You may remember one of the few moments of levity in the incredibly complex and partisan discussions of health care reform came from Rush Limbaugh (surprisingly). In January, Mr. Limbaugh ended up in a Hawaiian hospital with chest pains. At a press conference after his recovery, he said, "Based on what happened here to me, I don’t think there’s one thing wrong with the American health care system. It is working just fine, just dandy.” What Mr. Limbaugh apparently didn’t know is that since 1974, Hawaii has had a statewide employer mandate for health insurance and near universal coverage for health care—a key provision of the now-signed health care reform bills. It was irony worth a chuckle.

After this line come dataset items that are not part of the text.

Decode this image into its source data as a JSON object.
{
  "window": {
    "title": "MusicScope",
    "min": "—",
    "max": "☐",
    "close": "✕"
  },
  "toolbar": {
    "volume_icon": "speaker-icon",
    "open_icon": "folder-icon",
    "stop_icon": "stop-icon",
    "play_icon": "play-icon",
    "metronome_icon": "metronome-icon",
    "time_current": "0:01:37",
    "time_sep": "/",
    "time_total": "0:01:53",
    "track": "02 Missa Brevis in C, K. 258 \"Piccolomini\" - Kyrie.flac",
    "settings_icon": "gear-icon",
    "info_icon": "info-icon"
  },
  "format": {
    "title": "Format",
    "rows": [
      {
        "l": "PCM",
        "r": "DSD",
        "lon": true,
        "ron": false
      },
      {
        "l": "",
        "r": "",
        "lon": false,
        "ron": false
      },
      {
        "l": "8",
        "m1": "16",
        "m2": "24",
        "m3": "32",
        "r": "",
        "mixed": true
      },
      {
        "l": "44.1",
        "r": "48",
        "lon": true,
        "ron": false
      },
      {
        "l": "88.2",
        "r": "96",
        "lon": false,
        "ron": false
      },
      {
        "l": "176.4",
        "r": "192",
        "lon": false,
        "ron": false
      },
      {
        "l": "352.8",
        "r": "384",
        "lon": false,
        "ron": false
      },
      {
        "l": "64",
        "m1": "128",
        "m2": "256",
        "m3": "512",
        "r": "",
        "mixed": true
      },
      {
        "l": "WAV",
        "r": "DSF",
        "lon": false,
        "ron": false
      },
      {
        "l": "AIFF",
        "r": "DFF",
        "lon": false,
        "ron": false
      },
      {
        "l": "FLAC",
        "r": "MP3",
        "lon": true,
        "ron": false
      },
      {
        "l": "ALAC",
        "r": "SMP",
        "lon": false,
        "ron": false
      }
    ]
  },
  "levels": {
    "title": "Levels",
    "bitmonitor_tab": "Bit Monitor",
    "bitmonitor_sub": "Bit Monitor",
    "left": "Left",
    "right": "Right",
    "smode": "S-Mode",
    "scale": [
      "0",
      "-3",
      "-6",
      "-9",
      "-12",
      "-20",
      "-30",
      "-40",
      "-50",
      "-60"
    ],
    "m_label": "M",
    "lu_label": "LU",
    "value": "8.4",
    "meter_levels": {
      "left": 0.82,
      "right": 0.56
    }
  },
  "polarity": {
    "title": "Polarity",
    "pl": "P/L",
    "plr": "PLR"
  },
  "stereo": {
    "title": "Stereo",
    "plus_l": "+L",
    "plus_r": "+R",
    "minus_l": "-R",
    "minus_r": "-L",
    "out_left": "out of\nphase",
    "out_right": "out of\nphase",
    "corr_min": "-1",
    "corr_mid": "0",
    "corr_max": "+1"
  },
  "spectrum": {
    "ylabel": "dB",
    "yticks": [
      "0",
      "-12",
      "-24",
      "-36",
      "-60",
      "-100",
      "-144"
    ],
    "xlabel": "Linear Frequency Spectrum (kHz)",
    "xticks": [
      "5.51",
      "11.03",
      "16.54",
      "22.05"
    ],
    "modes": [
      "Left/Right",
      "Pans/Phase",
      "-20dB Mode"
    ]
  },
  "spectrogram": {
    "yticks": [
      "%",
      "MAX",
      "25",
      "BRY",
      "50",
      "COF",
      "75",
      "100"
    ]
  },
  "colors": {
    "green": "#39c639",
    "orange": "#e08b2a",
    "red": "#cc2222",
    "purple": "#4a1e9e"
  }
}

Roll forward a month, and Mr. Limbaugh added another moment to remember when answering a caller's question on his radio show. The caller asked what he would when the health care reform bill passed. He responded, "I don’t know. I’ll just tell you this, if this passes and it’s five years from now and all that stuff gets implemented — I am leaving the country. I’ll go to Costa Rica." The irony is that Costa Rica has universal, publicly-financed health care—and one of the highest life expectancies on the globe (78.8 year). The very 'socialized' medicine that Mr. Limbaugh has long opposed. It was a great bit of humor in a very intense public discourse.

But, now the day has come. March 23, 2010, the health care reform bill was signed by President Obama. We have the countdown to March 23, 2015 to look forward to.